Les Chroniques de l'Imaginaire

Vent de mémoires (Ardalén - 1) - Prado, Miguelanxo

Nous sommes en Espagne, dans un très joli petit village perdu au milieu des montagnes. Un bar est encore là, constituant le seul commerce aux alentours, et servant notamment de refuge aux petits vieux qui viennent encore jouer aux cartes en buvant leur apéro, et en maintenant les ragots et les histoires locales. C'est dans ce contexte qu'arrive Selena, une jeune femme, qui entre et commande un café, alors que tous les regards se tournent vers elle.

Selena explique à Célia, la propriétaire du bar, qu'elle a fait tout ce chemin pour avoir des nouvelles du grand-père qu'elle n'a jamais connu. Elle dit avoir perdu depuis longtemps toute trace d'une bonne moitié de sa famille, et elle sait que son grand-père venait de la région, et qu'il était parti faire fortune en Amérique du Sud dans les années trente. Alors, avec ces indices, elle espère que des discussions pourront l'aider dans ses recherches.

Les locaux ne sont pas vraiment loquaces dans un premier temps, mais au grand désespoir de Tomas, un vieil homme à l'air toujours sévère et qui voit un peu trop le mal partout, un vieil homme lui parle de Fidel, un grand-père qui vit seul depuis bien longtemps dans une maison un peu plus haut dans la montagne. Un homme qui, paraît-il, a mis les pieds dans la moitié des pays du globe, ancien marin qu'il était...

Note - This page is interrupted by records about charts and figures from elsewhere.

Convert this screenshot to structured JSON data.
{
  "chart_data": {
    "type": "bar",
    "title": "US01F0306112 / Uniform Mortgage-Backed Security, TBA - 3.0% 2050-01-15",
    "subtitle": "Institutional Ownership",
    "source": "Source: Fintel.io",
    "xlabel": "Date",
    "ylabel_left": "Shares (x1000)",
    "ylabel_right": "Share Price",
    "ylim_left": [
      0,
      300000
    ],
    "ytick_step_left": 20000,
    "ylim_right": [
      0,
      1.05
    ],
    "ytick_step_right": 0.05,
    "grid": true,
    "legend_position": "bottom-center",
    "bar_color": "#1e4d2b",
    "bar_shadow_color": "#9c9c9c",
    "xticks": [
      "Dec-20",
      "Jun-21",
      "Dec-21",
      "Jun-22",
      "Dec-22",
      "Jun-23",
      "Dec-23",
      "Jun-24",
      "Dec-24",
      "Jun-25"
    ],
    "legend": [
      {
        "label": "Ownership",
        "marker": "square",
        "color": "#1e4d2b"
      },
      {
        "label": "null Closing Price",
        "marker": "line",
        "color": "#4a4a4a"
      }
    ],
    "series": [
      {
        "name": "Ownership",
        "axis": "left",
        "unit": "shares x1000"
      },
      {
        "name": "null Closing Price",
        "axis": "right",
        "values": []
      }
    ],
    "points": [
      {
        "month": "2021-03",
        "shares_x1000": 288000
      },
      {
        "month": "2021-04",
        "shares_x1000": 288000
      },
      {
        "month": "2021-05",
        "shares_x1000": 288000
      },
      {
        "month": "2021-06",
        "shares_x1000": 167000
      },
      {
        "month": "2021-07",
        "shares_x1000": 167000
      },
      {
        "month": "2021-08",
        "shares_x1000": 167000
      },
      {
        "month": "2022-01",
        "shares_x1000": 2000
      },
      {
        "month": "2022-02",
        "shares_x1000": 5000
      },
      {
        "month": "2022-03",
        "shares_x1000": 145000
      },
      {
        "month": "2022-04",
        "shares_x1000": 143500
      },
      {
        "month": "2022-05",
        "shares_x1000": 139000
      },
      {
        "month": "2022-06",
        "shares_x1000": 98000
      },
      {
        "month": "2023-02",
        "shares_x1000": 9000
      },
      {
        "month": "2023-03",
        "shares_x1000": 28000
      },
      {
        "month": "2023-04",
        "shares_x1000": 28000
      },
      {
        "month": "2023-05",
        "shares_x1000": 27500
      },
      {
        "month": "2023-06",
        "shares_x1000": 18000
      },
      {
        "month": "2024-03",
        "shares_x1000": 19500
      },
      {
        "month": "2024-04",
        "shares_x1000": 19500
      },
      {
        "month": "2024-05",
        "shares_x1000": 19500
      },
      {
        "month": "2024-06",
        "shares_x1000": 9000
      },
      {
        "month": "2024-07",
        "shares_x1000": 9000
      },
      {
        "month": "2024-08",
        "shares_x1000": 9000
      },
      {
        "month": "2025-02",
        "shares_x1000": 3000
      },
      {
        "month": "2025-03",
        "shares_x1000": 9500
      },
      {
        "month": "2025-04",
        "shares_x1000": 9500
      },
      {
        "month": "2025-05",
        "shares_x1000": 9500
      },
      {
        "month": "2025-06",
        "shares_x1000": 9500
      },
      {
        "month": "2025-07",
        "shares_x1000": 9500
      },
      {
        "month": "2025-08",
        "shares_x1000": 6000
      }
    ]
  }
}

Toute heureuse d'avoir un espoir auquel s'accrocher, Selena part à la rencontre de Fidel. Sa première visite se passe bien, même si elle se rend compte que Fidel tient des propos parfois sans grande cohérence... Le vieil homme affable dit ne pas avoir connu le grand-père de Selena, mais les souvenirs pourraient encore revenir, au fil des jours où s'installera une vraie complicité, qui n'est pas forcément bien vue de tous les vieux du village, Tomas en tête...

Miguelanxo Prado, célèbre et talentueux auteur espagnol, nous pond là un véritable bijou. Sur la forme tout d'abord, la couverture de l'ouvrage est tout simplement magnifique, et le livre en impose vraiment avec ses plus de 250 pages... Un pavé qui renferme ainsi des pages absolument merveilleuses...

Tout d'abord, il n'est pas une expression dans ce livre qui ne soit soignée à fond : le visage de Fidel est vraiment un miroir de ce qu'il ressent, et même si l'homme n'a plus vraiment toute sa tête et qu'il raconte même les souvenirs d'autres personnes qu'il a connues dans une vie très riche, on ne peut s'empêcher de s'attacher à un être qui a eu une vie extrêmement riche et qui n'en a maintenant que des fragments qu'il a un mal fou à remettre dans l'ordre.

Et le talent graphique de Prado n'est nullement étranger au succès de ce livre... En plus des expressions, on aura droit ici à de superbes décors de montagnes, et à des antagonismes vraiment étonnants ! Il ne sera pas rare de voir de magnifiques poissons traverser le salon, pour mettre en avant le côté délirant de toutes les apparitions qui accompagnent sans cesse Fidel... Ainsi, un salon se voit brusquement transformé en fond marin du plus bel effet, sans que cela ne gêne le moins du monde la lisibilité.

Une vraie poésie, vraiment rarissime dans le neuvième art, se dégage de ce livre, qui est et restera, à n'en pas douter, une des plus belles sorties de cette année 2013.